Developing Internal Representations in the Mind to Understand the Visual World

March 11, 2010

On March 8, the CEU Cognitive Development Center (CEU Department of Philosophy) hosted Jozsef Fiser, Assistant Professor, The Volen National Center for Complex Systems, Department of Psychology, Brandeis University, US, for a colloquium entitled: Developing internal representations in the mind to understand the visual world.

It is widely accepted that every conscious thought and decision in the brain is generated with the help of stored knowledge about the important causes and consequences of the outside world. Fiser’s talk presented experimental and computational evidence focusing on two questions.

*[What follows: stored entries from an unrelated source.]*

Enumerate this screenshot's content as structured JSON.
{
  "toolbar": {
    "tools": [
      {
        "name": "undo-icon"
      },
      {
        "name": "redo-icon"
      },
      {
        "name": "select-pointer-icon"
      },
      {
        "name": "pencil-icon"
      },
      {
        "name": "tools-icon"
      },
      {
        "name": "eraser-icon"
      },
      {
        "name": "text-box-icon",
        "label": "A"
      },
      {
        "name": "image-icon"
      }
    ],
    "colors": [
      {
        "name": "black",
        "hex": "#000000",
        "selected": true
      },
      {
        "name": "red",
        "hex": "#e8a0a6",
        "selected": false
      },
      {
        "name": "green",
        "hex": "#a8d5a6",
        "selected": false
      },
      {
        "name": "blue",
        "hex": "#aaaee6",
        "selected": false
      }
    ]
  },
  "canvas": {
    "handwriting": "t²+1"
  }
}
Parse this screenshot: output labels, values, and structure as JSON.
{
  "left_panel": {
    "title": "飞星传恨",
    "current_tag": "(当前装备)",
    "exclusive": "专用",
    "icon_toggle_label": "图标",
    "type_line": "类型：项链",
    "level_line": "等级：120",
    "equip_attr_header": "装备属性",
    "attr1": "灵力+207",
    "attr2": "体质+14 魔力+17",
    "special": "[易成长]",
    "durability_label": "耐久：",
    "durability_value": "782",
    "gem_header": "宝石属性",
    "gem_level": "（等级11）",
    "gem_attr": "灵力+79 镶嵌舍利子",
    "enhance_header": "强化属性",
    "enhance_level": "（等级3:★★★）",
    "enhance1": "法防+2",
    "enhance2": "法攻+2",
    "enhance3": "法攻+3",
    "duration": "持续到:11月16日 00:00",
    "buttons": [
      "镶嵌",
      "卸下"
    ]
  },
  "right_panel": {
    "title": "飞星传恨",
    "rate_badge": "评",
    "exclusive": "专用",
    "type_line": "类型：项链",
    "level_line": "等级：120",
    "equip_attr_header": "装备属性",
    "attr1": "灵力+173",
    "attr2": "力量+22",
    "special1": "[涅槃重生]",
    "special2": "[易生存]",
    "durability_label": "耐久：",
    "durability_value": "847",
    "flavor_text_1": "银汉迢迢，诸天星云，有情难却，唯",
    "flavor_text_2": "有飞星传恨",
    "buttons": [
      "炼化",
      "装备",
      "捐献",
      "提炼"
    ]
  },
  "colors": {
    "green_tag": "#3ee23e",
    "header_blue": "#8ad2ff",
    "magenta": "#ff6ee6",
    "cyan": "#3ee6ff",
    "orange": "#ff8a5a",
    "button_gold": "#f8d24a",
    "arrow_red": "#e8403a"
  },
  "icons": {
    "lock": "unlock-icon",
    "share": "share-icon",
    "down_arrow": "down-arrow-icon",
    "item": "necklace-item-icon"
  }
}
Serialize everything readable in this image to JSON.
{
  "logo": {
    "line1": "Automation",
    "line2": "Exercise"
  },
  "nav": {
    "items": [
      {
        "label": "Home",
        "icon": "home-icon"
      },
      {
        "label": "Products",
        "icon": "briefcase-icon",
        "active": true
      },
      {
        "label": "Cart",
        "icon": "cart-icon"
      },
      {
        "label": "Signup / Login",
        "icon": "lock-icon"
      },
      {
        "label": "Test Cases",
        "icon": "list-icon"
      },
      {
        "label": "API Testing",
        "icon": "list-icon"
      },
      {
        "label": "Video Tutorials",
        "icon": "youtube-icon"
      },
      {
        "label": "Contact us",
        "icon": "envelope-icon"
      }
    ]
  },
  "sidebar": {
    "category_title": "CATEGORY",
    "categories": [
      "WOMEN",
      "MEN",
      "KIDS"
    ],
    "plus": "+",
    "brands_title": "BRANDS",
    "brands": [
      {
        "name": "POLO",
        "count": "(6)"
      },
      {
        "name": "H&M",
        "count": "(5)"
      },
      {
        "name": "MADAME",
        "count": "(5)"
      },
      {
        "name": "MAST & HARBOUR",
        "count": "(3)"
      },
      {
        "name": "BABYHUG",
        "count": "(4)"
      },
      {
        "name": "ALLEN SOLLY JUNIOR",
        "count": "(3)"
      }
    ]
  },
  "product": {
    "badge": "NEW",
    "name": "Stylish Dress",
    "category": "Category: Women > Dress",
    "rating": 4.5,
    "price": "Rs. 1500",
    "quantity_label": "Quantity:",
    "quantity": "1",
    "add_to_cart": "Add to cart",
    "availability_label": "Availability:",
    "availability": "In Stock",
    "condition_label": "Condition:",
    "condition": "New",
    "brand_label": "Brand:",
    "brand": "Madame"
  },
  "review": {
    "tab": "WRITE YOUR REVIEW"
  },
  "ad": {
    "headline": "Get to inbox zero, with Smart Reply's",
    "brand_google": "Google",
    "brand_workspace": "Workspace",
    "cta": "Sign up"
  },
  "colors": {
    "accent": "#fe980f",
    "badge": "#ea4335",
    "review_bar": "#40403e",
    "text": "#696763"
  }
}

First, in an abstract computational sense, he looked at how this knowledge is acquired in the brain, and second, how such computations can be carried out by the neural machinery of the brain. Using behavioral studies, the first part of the talk demonstrated that both adults and infants use very sophisticated probabilistic processes to extract intricate statistical descriptions of the sensory inputs they experience. These processes seem to be available from a very early age, possibly even from birth providing a suitable tool for continuous learning through life.

The second part sketched up the so called “sampling hypothesis”, a proposal about how such probabilistic abstract computations can be realistically implemented in the cortex. The main idea of the proposal was that in order to make such a system work, it is necessary that the dynamical processes of the brain utilize the help of spontaneously occurring internal neural patterns which represent the internal knowledge of the system in a sampling-based manner. As pointed out before, such an mechanism would give a functional role to dreams, and would explain bi-stable perception and trial-by-trial variability.

Jozsef Fiser's areas of expertise are visual perception and learning, neural coding, and computational analysis of sensory information processing.